20 October 2022, The Tablet

What will the Pope's latest synodality surprise mean?


The final phase of the synod on synodality will now be spread over two gatherings, in October 2023 and October 2024.


What will the Pope's latest synodality surprise mean?

Pope Francis has extended the timescale of the synod on synodality, so that the October 2023 will no longer be the last word.
Catholic Bishops’ Conference of England and Wales/Mazur

Pope Francis pulled off a “synodal surprise” last Sunday, when he announced that the final phase of the synod on synodality due to take place in October 2023 will now be spread over two gatherings, with the second one a year later, in October 2024. 

The decision to extend the global synod by a further year is significant. One source in Rome told me that it indicates the Pope intends to remain in post until at least the end of the autumn of 2024.

On the other hand, there is the possibility that a conclave could occur in the middle of the process, in the same way that the Second Vatican Council was begun by one Pope (John XXIII) and shepherded to its conclusion by another (Paul VI).

The extension of the synod suggests three things.

First, it underlines that this is a process rather than a one-off event: Francis wants synodality to become what he calls a “constitutive” part of the Church.

The decision to spread the final phase of the synod over two sessions shows he believes more time is needed for the synodal way to become embedded in the life of the Church, and is an implicit recognition of the resistance to the process. It also seeks to tackle the mentality in some quarters that the synod will soon be “over”. 

Second, it is recognised that changes in discipline and developments in teaching need a careful process of assimilation and cannot be rushed.

The Pope made his latest announcement two days after meeting the synod office leadership team and having read the synthesis of what the local churches and communities around the world have been saying. Calls for expanded roles for women, for the inclusion of LGBT Catholics and for the problem of clericalism to be addressed feature prominently. All these questions are likely to be hotly contested.

The “fruits of the synodal process underway are many”, Francis said last Sunday, but they still need to come to “full maturity”.

Third, by spreading the final phase of the synod over two years it is less likely to become mired in an ideological clash. Rather than seeking to have the last word, the October 2023 meeting will be an important step in a longer journey.
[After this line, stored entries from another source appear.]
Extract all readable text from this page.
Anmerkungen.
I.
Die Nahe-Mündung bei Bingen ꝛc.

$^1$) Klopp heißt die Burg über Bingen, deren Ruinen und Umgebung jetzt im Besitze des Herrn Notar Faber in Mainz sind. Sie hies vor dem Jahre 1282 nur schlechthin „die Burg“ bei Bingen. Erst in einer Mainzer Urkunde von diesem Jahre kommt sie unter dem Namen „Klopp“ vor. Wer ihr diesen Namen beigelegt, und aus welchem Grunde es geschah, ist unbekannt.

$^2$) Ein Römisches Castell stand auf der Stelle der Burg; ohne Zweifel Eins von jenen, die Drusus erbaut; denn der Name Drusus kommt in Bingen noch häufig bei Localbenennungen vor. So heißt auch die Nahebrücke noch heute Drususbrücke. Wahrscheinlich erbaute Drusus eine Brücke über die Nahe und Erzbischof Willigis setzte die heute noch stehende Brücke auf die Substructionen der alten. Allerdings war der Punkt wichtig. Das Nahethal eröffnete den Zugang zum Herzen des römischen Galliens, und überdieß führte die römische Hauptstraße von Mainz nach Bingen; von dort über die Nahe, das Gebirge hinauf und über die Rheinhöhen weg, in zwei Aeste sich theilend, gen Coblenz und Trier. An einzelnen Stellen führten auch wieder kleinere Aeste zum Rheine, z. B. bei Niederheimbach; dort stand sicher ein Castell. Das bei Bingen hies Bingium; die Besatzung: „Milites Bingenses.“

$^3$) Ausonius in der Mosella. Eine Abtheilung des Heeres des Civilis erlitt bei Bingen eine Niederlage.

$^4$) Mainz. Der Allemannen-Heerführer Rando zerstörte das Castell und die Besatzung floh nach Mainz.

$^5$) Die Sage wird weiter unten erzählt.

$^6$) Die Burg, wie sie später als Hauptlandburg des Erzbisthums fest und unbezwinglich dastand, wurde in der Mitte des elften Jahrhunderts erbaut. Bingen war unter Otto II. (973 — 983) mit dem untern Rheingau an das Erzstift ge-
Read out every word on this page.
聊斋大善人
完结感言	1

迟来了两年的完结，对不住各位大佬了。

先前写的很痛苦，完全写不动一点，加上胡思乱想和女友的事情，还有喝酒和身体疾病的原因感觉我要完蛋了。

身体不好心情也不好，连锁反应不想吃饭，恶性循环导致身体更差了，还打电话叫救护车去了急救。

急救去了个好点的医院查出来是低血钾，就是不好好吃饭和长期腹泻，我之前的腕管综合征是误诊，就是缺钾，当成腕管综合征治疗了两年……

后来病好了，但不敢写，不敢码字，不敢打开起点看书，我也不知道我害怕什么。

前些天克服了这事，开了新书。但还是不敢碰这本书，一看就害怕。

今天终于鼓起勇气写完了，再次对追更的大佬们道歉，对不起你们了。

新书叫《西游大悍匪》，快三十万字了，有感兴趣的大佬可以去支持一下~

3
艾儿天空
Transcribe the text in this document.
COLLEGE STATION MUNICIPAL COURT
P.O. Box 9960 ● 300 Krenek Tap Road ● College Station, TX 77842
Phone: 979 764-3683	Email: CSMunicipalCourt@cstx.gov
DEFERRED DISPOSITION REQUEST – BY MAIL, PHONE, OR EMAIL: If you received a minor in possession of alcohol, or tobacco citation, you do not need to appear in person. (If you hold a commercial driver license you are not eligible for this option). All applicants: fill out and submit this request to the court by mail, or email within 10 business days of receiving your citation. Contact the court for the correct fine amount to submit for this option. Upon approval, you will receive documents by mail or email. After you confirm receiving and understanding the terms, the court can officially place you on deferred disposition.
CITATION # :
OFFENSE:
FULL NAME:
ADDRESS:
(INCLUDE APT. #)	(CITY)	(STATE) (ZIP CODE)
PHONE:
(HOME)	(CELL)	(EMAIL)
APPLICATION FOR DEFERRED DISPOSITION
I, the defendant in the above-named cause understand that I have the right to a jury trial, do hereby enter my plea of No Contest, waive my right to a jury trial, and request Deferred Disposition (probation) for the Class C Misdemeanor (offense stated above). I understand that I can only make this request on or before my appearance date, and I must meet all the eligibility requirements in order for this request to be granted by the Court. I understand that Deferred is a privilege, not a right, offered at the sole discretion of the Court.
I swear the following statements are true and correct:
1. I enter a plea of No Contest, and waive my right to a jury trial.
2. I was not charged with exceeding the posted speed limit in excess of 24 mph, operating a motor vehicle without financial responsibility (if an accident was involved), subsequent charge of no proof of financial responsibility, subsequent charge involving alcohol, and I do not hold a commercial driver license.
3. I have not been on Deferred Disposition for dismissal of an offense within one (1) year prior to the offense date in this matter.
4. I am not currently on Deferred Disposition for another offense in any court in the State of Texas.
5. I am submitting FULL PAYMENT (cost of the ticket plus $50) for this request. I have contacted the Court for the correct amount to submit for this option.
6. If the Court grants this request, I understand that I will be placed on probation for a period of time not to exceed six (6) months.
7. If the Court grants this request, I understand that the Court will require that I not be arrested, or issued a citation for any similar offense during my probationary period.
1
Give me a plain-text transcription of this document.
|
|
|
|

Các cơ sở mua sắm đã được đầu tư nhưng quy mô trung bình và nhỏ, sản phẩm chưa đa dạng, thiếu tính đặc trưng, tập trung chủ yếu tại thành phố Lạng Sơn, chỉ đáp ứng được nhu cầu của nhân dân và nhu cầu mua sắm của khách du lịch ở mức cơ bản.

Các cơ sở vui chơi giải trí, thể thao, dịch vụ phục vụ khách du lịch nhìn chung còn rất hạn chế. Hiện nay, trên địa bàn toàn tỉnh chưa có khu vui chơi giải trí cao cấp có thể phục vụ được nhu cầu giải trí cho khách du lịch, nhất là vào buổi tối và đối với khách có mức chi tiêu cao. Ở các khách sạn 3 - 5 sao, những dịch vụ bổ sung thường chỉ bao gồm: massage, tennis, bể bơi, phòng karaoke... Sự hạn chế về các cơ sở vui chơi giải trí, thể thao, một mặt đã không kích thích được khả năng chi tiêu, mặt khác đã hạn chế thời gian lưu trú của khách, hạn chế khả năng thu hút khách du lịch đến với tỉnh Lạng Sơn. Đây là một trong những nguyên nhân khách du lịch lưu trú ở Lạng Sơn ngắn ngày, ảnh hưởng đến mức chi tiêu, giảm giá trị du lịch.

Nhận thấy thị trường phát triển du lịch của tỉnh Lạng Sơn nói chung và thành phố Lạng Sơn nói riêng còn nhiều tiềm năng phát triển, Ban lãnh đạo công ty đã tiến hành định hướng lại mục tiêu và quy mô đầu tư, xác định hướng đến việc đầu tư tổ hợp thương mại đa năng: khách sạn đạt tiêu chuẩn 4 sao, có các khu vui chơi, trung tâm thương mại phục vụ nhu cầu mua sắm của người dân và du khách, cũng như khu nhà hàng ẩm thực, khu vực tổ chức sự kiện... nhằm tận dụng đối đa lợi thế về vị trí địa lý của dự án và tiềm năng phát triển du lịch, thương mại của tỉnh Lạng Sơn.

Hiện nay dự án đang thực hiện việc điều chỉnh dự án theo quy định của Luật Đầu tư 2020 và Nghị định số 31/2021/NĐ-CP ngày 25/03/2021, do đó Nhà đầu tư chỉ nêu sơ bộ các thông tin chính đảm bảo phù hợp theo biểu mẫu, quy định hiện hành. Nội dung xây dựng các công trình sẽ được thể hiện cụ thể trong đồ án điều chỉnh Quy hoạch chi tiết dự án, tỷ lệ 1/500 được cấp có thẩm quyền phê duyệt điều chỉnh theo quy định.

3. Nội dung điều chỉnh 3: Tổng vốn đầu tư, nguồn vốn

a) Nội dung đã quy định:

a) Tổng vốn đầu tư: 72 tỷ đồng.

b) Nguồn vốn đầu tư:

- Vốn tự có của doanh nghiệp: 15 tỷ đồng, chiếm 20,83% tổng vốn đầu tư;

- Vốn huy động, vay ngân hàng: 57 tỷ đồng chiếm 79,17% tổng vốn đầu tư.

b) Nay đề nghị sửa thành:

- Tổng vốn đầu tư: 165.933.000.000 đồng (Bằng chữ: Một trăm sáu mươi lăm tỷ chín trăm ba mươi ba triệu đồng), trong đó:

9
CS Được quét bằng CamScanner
Something similar happened during the synod on the family in 2014 and 2015: the added time allowed for the bishops to find a resolution to the contested issue of communion for divorced and remarried Catholics, leading to the Pope opening a path for this to happen in his teaching document, Amoris Laetitia

It’s also possible that when Francis gathers the bishops in the Vatican in 2023 and 2024 he will seek to move them away from voting on particular issues but instead seek consensus on the principles of a synodal Church. 

Throughout this pontificate, the synod of bishops has become the vehicle through which the Pope has implemented his pastoral agenda. The structure, however, is evolving, and in 2018 Francis opened the possibility for the synod to exercise formal teaching authority in the document Episcopalis Communio.

Although the Pope has the final say, the synod's authority has been significantly beefed up. 

Another evolution has been in the name of the synod structure, which in Francis’ constitution for the Roman Curia, Praedicate Evangelium, is termed the “synod” rather than the “synod of bishops”. This suggests a desire for a body which includes all the People of God and not just the hierarchy, although it will primarily be the bishops who meet in assembly in the Vatican. 

With its greater authority and lengthier time span, some have likened the global synod to a "Vatican III". A synod, however, is not an ecumenical council, and the global synod is an attempt to implement the reforms of Vatican II, not to convene a successor.

The structure of the synod of bishops, however, was established by Pope Paul VI in 1965 at the end of Vatican II to continue the conciliar experience. Might the move to a synodal church eventually lead to a Vatican III in the longer term?